2. The method as described in claim 1, characterized in that, In step S1, the pH of the LB liquid medium is 7.2-7.
6.
3. The method as described in claim 1, characterized in that, In step S1, the concentration of tryptone in LB liquid medium is 10 g / L, the concentration of yeast extract is 5 g / L, and the concentration of NaCl is 10 g / L.
4. The method as described in claim 1, characterized in that, The Gram-positive bacterial species is Bacillus subtilis.
5. The method according to claim 1, characterized in that, In step S1, the shaking culture in a constant temperature shaking incubator specifically means: shaking culture in a constant temperature shaking incubator at a temperature of 37℃ and a rotation speed of 180-220 rpm for 12-16 hours until the bacteria grow to the late logarithmic growth phase.
6. The method according to claim 1, characterized in that, In step S2, the centrifugation speed is 2500-3500 rpm and the centrifugation time is 5-15 min.

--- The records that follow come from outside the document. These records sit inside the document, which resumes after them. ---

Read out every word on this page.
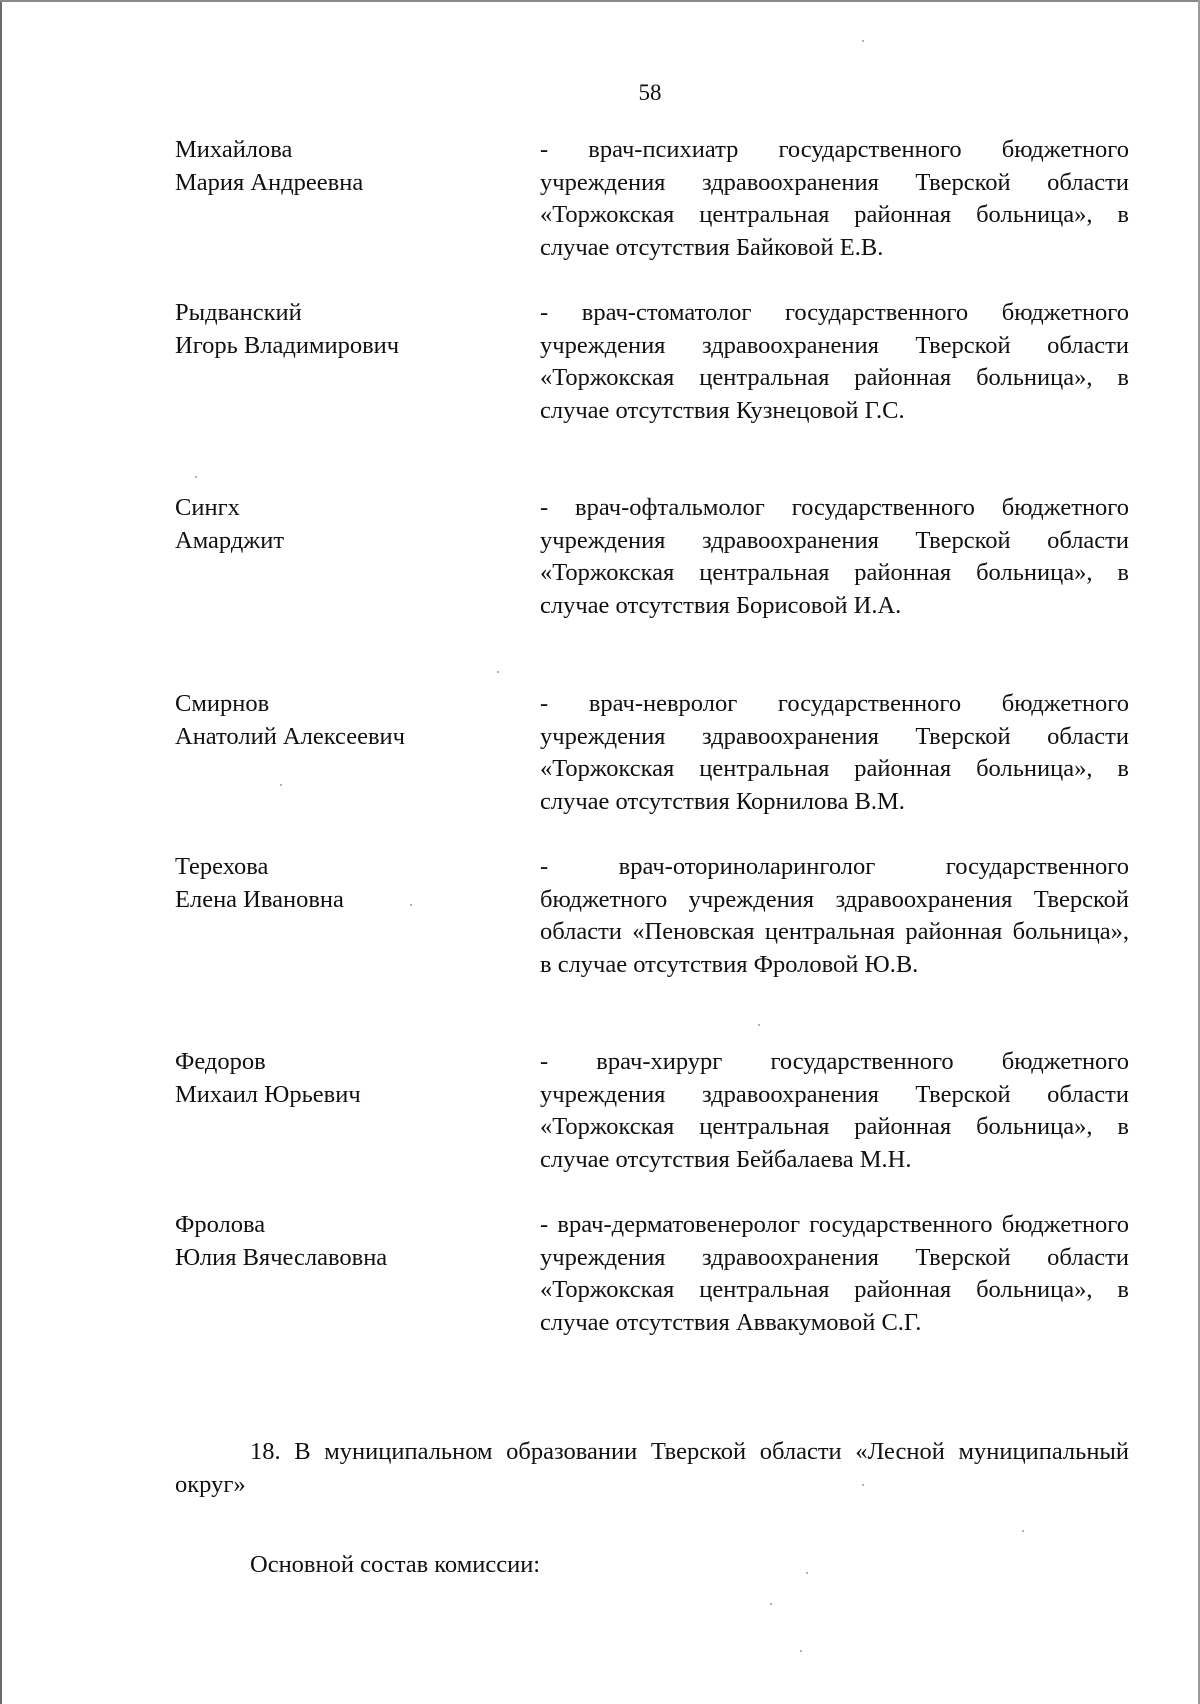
58
Михайлова
Мария Андреевна
- врач-психиатр государственного бюджетного учреждения здравоохранения Тверской области «Торжокская центральная районная больница», в случае отсутствия Байковой Е.В.
Рыдванский
Игорь Владимирович
- врач-стоматолог государственного бюджетного учреждения здравоохранения Тверской области «Торжокская центральная районная больница», в случае отсутствия Кузнецовой Г.С.
Сингх
Амарджит
- врач-офтальмолог государственного бюджетного учреждения здравоохранения Тверской области «Торжокская центральная районная больница», в случае отсутствия Борисовой И.А.
Смирнов
Анатолий Алексеевич
- врач-невролог государственного бюджетного учреждения здравоохранения Тверской области «Торжокская центральная районная больница», в случае отсутствия Корнилова В.М.
Терехова
Елена Ивановна
- врач-оториноларинголог государственного бюджетного учреждения здравоохранения Тверской области «Пеновская центральная районная больница», в случае отсутствия Фроловой Ю.В.
Федоров
Михаил Юрьевич
- врач-хирург государственного бюджетного учреждения здравоохранения Тверской области «Торжокская центральная районная больница», в случае отсутствия Бейбалаева М.Н.
Фролова
Юлия Вячеславовна
- врач-дерматовенеролог государственного бюджетного учреждения здравоохранения Тверской области «Торжокская центральная районная больница», в случае отсутствия Аввакумовой С.Г.
18. В муниципальном образовании Тверской области «Лесной муниципальный округ»
Основной состав комиссии:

7. The method according to claim 1, characterized in that, In step S2, the freeze-thaw process specifically involves freezing first and then thawing, with the freezing temperature being -75℃ to 80℃ and the freezing time being 30 to 60 minutes, and the thawing temperature being 35℃ to 37℃ and the thawing time being 5 to 10 minutes.
8. The method according to claim 1, characterized in that, In step S2, the number of freeze-thaw cycles is 1-5.

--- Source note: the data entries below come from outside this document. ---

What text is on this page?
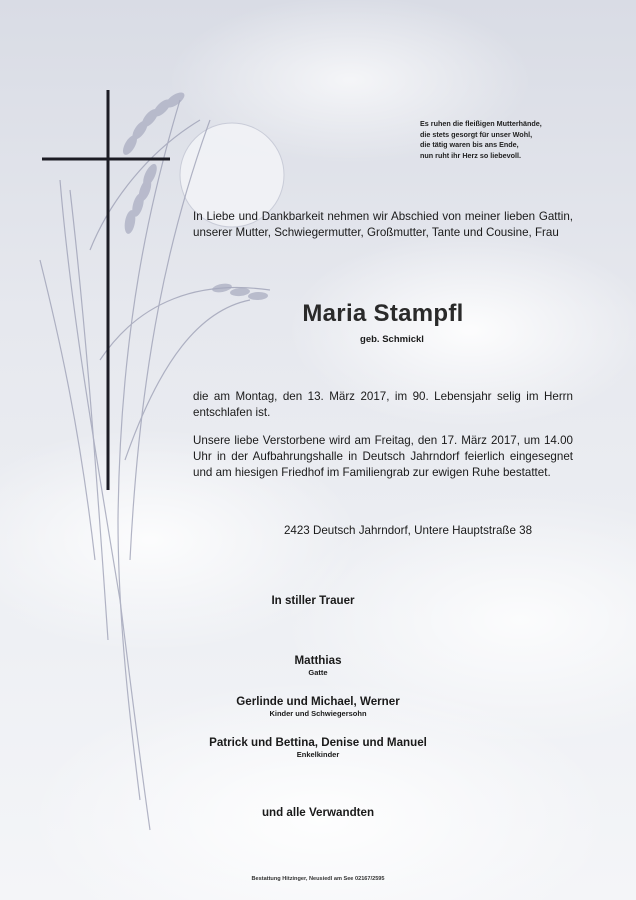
Es ruhen die fleißigen Mutterhände,
die stets gesorgt für unser Wohl,
die tätig waren bis ans Ende,
nun ruht ihr Herz so liebevoll.
In Liebe und Dankbarkeit nehmen wir Abschied von meiner lieben Gattin, unserer Mutter, Schwiegermutter, Großmutter, Tante und Cousine, Frau
Maria Stampfl
geb. Schmickl
die am Montag, den 13. März 2017, im 90. Lebensjahr selig im Herrn entschlafen ist.
Unsere liebe Verstorbene wird am Freitag, den 17. März 2017, um 14.00 Uhr in der Aufbahrungshalle in Deutsch Jahrndorf feierlich eingesegnet und am hiesigen Friedhof im Familiengrab zur ewigen Ruhe bestattet.
2423 Deutsch Jahrndorf, Untere Hauptstraße 38
In stiller Trauer
Matthias
Gatte
Gerlinde und Michael, Werner
Kinder und Schwiegersohn
Patrick und Bettina, Denise und Manuel
Enkelkinder
und alle Verwandten
Bestattung Hitzinger, Neusiedl am See 02167/2595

9. The method according to claim 1, characterized in that, In step S2, the pore size of the filter membrane used for filtration is 0.22-0.45 μm.
10. The method according to claim 1, characterized in that, In step S3, the polymer precipitation method is as follows: add polyethylene glycol 6000 solution to the outer vesicle enrichment solution, vortex mix, and incubate at 4°C for 12-16 h; centrifuge at 10000-11000 rpm for 30-60 min, collect the precipitate and resuspend it with PBS buffer to obtain the outer vesicle.